Activists have asked that those who have forcibly invaded upon tribal lands should be punished under this law.
According to the Indian Constitution land belonging to tribal people cannot be sold to non-tribal people. In cases where this has happened, the Constitution guarantees the right of tribal people to re-possess their land.
Sometimes the government itself allows timber merchants and paper mills to encroach on forestland.
Another demand of the Adivasis is that people who have been evicted from their land and cannot go back; have to be compensated for their loss. The government must draw up plans and policies for them to live and work elsewhere.
The central government passed the Scheduled Tribes and Other Traditional Forest Dwellers (Recognition of Forest Rights) Act, 2006. The Act states that the injustice meted out to the Adivasis must be undone. This Act recognises their right to their homestead, cultivable and grazing land and to non-timber forest produce.

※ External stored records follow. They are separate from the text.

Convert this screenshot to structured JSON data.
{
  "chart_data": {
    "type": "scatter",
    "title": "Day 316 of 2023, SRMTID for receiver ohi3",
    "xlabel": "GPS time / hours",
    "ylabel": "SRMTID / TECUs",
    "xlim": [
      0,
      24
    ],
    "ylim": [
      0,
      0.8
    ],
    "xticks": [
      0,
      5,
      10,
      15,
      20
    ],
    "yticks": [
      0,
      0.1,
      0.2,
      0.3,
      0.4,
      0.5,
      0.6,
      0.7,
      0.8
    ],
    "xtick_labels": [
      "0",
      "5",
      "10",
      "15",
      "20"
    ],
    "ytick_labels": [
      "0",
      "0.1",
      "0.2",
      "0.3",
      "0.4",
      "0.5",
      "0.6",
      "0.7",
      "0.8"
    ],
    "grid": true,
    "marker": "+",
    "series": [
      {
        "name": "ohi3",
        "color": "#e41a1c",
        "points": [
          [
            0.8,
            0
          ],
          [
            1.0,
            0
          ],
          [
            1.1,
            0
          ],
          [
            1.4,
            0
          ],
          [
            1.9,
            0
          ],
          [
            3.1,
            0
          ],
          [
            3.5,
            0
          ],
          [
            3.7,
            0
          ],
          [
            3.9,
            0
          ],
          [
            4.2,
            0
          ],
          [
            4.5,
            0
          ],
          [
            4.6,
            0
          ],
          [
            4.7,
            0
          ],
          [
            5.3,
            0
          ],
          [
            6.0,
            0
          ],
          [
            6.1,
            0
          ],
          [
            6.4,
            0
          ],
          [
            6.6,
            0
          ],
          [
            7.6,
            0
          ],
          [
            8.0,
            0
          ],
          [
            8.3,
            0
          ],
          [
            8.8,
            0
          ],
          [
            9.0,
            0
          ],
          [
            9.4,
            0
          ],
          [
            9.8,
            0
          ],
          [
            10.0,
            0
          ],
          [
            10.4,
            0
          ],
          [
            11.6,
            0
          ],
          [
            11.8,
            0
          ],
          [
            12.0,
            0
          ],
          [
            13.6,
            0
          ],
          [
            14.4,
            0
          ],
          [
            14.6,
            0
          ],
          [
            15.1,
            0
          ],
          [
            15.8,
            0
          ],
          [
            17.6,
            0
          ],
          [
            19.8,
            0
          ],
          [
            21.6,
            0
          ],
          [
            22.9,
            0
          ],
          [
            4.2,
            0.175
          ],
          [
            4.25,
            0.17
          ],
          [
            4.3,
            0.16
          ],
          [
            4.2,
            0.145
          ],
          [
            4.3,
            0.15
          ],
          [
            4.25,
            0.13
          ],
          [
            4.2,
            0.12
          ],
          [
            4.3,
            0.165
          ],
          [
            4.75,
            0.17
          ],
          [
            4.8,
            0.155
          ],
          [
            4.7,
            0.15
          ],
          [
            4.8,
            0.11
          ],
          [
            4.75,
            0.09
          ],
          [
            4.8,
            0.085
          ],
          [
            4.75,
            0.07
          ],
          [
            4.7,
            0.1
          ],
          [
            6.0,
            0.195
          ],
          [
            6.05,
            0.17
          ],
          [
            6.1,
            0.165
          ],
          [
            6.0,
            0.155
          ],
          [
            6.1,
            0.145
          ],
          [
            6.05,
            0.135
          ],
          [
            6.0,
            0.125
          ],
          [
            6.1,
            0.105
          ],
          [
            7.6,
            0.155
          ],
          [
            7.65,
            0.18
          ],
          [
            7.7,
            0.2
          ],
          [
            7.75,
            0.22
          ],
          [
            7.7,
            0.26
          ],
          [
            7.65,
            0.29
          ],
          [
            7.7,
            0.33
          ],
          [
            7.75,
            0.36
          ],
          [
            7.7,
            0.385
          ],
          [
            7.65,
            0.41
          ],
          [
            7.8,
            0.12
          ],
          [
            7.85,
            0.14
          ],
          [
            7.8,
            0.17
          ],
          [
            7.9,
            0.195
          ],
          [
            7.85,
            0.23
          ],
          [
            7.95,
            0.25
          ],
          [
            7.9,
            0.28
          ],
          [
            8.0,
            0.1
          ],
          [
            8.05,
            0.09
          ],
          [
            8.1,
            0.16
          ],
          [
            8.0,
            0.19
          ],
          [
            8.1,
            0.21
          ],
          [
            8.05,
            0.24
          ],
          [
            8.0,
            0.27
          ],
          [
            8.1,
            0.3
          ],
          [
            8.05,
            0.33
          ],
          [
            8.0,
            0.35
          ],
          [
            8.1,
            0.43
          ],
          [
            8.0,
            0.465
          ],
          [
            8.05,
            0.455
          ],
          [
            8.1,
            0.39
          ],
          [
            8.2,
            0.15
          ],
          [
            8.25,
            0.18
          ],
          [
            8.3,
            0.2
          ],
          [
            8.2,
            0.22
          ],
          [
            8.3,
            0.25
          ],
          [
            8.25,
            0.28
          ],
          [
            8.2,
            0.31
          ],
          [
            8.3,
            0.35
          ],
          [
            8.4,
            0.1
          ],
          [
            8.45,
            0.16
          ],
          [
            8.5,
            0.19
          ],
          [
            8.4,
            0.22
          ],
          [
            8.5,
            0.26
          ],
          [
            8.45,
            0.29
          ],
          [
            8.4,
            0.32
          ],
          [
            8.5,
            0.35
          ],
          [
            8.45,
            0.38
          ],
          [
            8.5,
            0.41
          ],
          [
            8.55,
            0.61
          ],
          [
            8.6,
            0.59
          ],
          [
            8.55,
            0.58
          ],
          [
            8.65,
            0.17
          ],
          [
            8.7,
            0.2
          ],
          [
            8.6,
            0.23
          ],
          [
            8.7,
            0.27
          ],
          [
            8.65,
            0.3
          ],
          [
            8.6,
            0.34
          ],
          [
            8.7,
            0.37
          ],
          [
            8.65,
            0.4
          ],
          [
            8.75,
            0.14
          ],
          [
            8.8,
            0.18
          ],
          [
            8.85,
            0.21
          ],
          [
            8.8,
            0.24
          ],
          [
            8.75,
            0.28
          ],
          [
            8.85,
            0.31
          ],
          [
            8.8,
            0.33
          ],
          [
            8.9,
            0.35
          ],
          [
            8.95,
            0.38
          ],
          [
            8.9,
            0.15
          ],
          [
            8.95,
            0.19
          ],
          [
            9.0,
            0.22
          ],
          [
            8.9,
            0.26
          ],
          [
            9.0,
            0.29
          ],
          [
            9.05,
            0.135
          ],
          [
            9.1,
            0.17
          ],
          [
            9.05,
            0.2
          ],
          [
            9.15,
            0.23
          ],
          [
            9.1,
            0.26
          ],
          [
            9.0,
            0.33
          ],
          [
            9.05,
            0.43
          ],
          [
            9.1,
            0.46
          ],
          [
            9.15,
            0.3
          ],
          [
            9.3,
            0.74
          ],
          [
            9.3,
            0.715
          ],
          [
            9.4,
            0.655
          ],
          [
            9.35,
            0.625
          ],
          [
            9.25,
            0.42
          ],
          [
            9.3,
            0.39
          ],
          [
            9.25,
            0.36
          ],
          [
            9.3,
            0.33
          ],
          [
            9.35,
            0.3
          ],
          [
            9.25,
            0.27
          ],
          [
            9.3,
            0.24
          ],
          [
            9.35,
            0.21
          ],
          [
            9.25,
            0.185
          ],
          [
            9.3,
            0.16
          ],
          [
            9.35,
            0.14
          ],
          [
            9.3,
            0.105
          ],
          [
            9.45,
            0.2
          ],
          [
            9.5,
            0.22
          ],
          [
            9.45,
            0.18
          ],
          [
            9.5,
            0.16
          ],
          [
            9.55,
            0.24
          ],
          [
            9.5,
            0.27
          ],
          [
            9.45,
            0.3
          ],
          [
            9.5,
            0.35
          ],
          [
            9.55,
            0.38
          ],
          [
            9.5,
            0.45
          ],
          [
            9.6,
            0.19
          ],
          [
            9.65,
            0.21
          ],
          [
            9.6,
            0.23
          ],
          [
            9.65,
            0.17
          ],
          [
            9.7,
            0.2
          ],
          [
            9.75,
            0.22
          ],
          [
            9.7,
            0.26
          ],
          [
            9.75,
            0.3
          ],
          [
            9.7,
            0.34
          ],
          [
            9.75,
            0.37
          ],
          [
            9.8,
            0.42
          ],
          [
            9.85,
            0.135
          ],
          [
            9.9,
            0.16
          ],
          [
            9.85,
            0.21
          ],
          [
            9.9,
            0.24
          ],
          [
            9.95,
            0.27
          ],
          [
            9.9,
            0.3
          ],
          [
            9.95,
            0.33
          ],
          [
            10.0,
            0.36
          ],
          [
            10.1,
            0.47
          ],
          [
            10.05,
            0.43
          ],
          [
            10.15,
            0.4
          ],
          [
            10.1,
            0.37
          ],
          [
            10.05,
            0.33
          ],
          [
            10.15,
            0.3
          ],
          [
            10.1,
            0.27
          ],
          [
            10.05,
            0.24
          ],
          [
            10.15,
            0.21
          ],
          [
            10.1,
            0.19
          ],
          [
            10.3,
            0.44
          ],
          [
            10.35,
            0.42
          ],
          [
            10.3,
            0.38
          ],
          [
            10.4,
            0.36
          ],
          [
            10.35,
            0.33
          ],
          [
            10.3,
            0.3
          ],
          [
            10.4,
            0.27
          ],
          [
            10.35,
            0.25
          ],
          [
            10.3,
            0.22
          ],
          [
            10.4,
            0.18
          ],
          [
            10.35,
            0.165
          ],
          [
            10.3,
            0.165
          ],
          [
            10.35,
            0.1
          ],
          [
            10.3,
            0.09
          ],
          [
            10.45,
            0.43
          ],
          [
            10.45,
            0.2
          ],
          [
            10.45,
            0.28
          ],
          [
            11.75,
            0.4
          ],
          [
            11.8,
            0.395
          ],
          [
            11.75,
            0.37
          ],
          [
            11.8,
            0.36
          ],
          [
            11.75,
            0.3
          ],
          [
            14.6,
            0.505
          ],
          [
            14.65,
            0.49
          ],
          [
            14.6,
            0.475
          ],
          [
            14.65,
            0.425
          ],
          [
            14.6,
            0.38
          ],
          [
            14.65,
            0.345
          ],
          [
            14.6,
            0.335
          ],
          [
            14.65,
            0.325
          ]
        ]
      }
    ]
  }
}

It points out that the rights of forest dwellers include conservation of forests and bio-diversity.
Tribal women make ropes with the bhabbar
grass they secure from forests
It is the duty of every citizen to ensure that equality, dignity and respect is given to people of all communities in India.
The laws that have been passed and the policies that have been framed have to be implemented if the marginalized groups are to enjoy the same rights as the majority communities.